Impaired LVEF and Greater Plaque Burden

In their study, the researchers used transthoracic echocardiography and CT angiography to compare cardiovascular features of 86 experienced male weightlifters who reported two or more years of cumulative lifetime use of anabolic-androgenic steroids with those of 54 male weightlifters with no history of anabolic-androgenic steroid use. All participants were 34 to 54 years of age.

Anabolic steroid users demonstrated reduced left ventricular systolic function and diastolic function as well as higher coronary artery plaque volume compared with nonusers.

Outcomes by Anabolic-Androgenic Steroid Use

 

Users

(n = 86)

Nonusers

(n = 54)

P Value

Left Ventricular Ejection Fraction, %

52 ± 11

63 ± 8

< 0.001

Early Relaxation Velocity, cm/sec

9.3 ± 2.4

11.1 ± 2.0

< 0.006

Coronary Artery Plaque Volume, mL3

3

0

0.012

The 58 weightlifters who were currently still using anabolic steroids had reduced ventricular systolic and diastolic function compared with the 28 weightlifters who had used them in the past but were currently off the drugs.



Outcomes of Anabolic-Androgenic Steroid Use

 

Current Users

(n = 58)

Former Users

(n = 24)

P Value

Left Ventricular Ejection Fraction, %

49 ± 10

58 ± 10

< 0.001

Early Relaxation Velocity, cm/sec

8.9 ± 2.4

10.1 ± 2.4

0.035

Lifetime anabolic steroid dose was strongly associated with coronary atherosclerotic burden, with an increase in rank of plaque volume for each 10-year increase in cumulative duration of steroid use of 0.60 SD units (95% CI 0.16-1.03, P = 0.008).

Considerable Public Health Burden

The findings are alarming because anabolic steroid use is far from being confined to elite athletes, Richard C. Becker, MD (University of Cincinnati College of Medicine, Cincinnati, OH), told TCTMD. Becker, a spokesperson for the American Heart Association, said it is estimated “that as many as 1% of all males between the ages of 15 and 30 use or have used anabolic steroids, and the majority of them are not athletes.”

In this study, the average age that the men started using the steroids was 23, and the cardiovascular effects were evident within 2 years. The findings suggest that these men may be accelerating the development of myocardial dysfunction and atherosclerotic plaque by as much 20 years, and the effects may be long-lasting, even after anabolic steroid use is discontinued.

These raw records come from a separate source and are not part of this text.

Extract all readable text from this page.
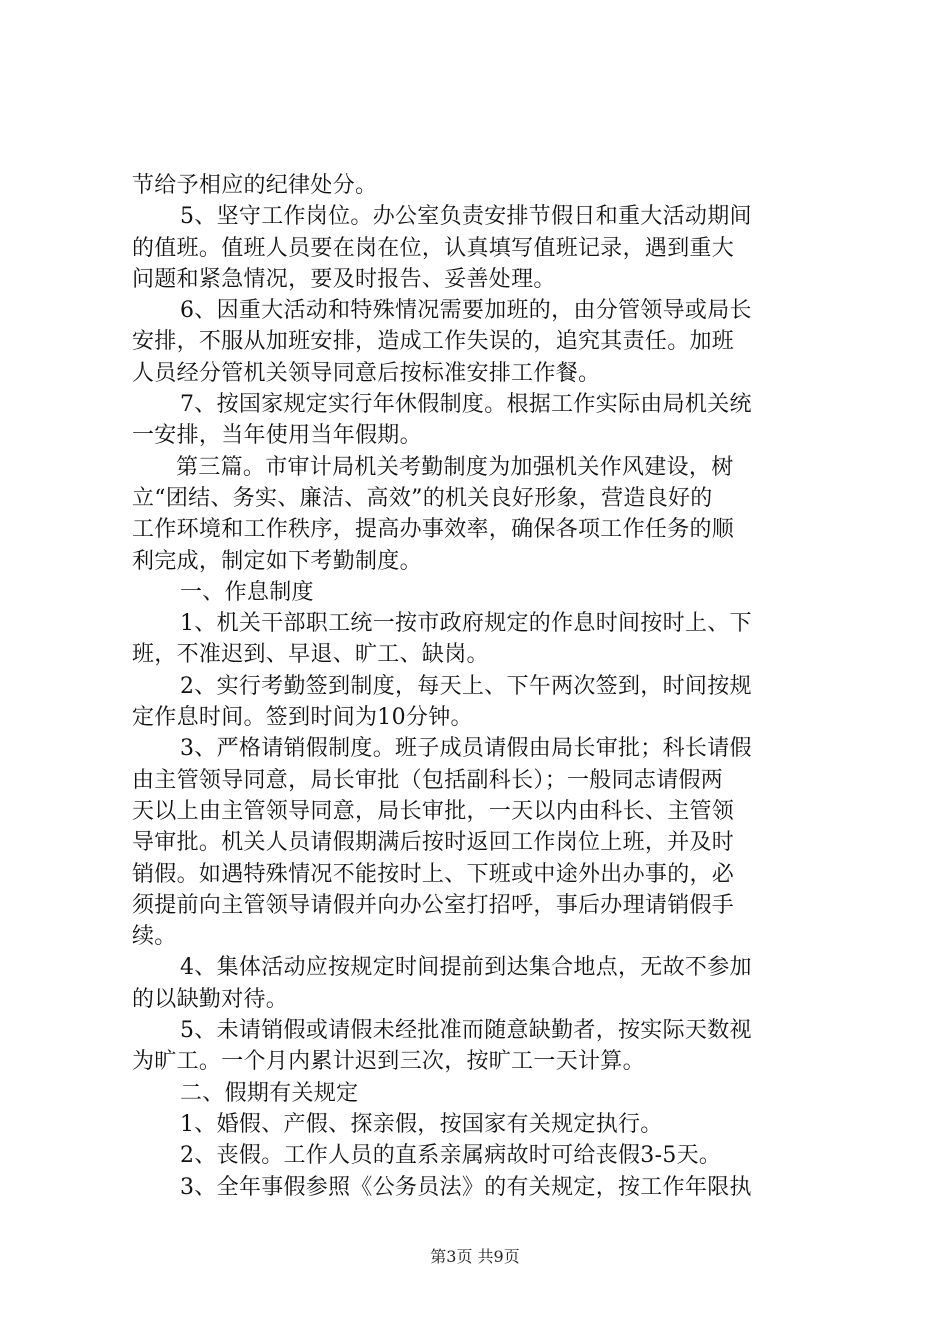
节给予相应的纪律处分。
5、坚守工作岗位。办公室负责安排节假日和重大活动期间
的值班。值班人员要在岗在位，认真填写值班记录，遇到重大
问题和紧急情况，要及时报告、妥善处理。
6、因重大活动和特殊情况需要加班的，由分管领导或局长
安排，不服从加班安排，造成工作失误的，追究其责任。加班
人员经分管机关领导同意后按标准安排工作餐。
7、按国家规定实行年休假制度。根据工作实际由局机关统
一安排，当年使用当年假期。
第三篇。市审计局机关考勤制度为加强机关作风建设，树
立“团结、务实、廉洁、高效”的机关良好形象，营造良好的
工作环境和工作秩序，提高办事效率，确保各项工作任务的顺
利完成，制定如下考勤制度。
一、作息制度
1、机关干部职工统一按市政府规定的作息时间按时上、下
班，不准迟到、早退、旷工、缺岗。
2、实行考勤签到制度，每天上、下午两次签到，时间按规
定作息时间。签到时间为10分钟。
3、严格请销假制度。班子成员请假由局长审批；科长请假
由主管领导同意，局长审批（包括副科长）；一般同志请假两
天以上由主管领导同意，局长审批，一天以内由科长、主管领
导审批。机关人员请假期满后按时返回工作岗位上班，并及时
销假。如遇特殊情况不能按时上、下班或中途外出办事的，必
须提前向主管领导请假并向办公室打招呼，事后办理请销假手
续。
4、集体活动应按规定时间提前到达集合地点，无故不参加
的以缺勤对待。
5、未请销假或请假未经批准而随意缺勤者，按实际天数视
为旷工。一个月内累计迟到三次，按旷工一天计算。
二、假期有关规定
1、婚假、产假、探亲假，按国家有关规定执行。
2、丧假。工作人员的直系亲属病故时可给丧假3-5天。
3、全年事假参照《公务员法》的有关规定，按工作年限执
第3页 共9页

Both Baggish and Becker recommended that cardiologists inquire about current or former use of anabolic steroid use among their newly diagnosed patients with CVD. They also said that use of these agents should be considered a risk factor much like smoking, dyslipidemia, and diabetes. Becker noted that anabolic steroid use can also contribute to certain risk factors for CVD, notably dyslipidemia and hypertension.

“For me as cardiologist . . . it sends a powerful message,” said Becker. “If your perception is [that] it’s only competitive athletes who might use anabolic steroids, you are missing literally millions of individuals. So, you have to ask about it.”

Some men may choose to continue to use despite the potential risks, but physicians should still engage them in a frank discussion about what this might mean for their heart health, said Becker. While it remains unclear if the risks of anabolic steroid use can be effectively minimized, it would be sensible for these individuals to be particularly careful about managing other cardiovascular risk factors, he noted.

According to Baggish, “the largest unanswered question is how our data will translate into long-term hard clinical endpoints like mortality. Large-scale studies with longitudinal follow-up will be required to address this important area of uncertainty.” Becker added that other unanswered questions are how common anabolic steroid use is in women and whether it has similar cardiovascular effects in them.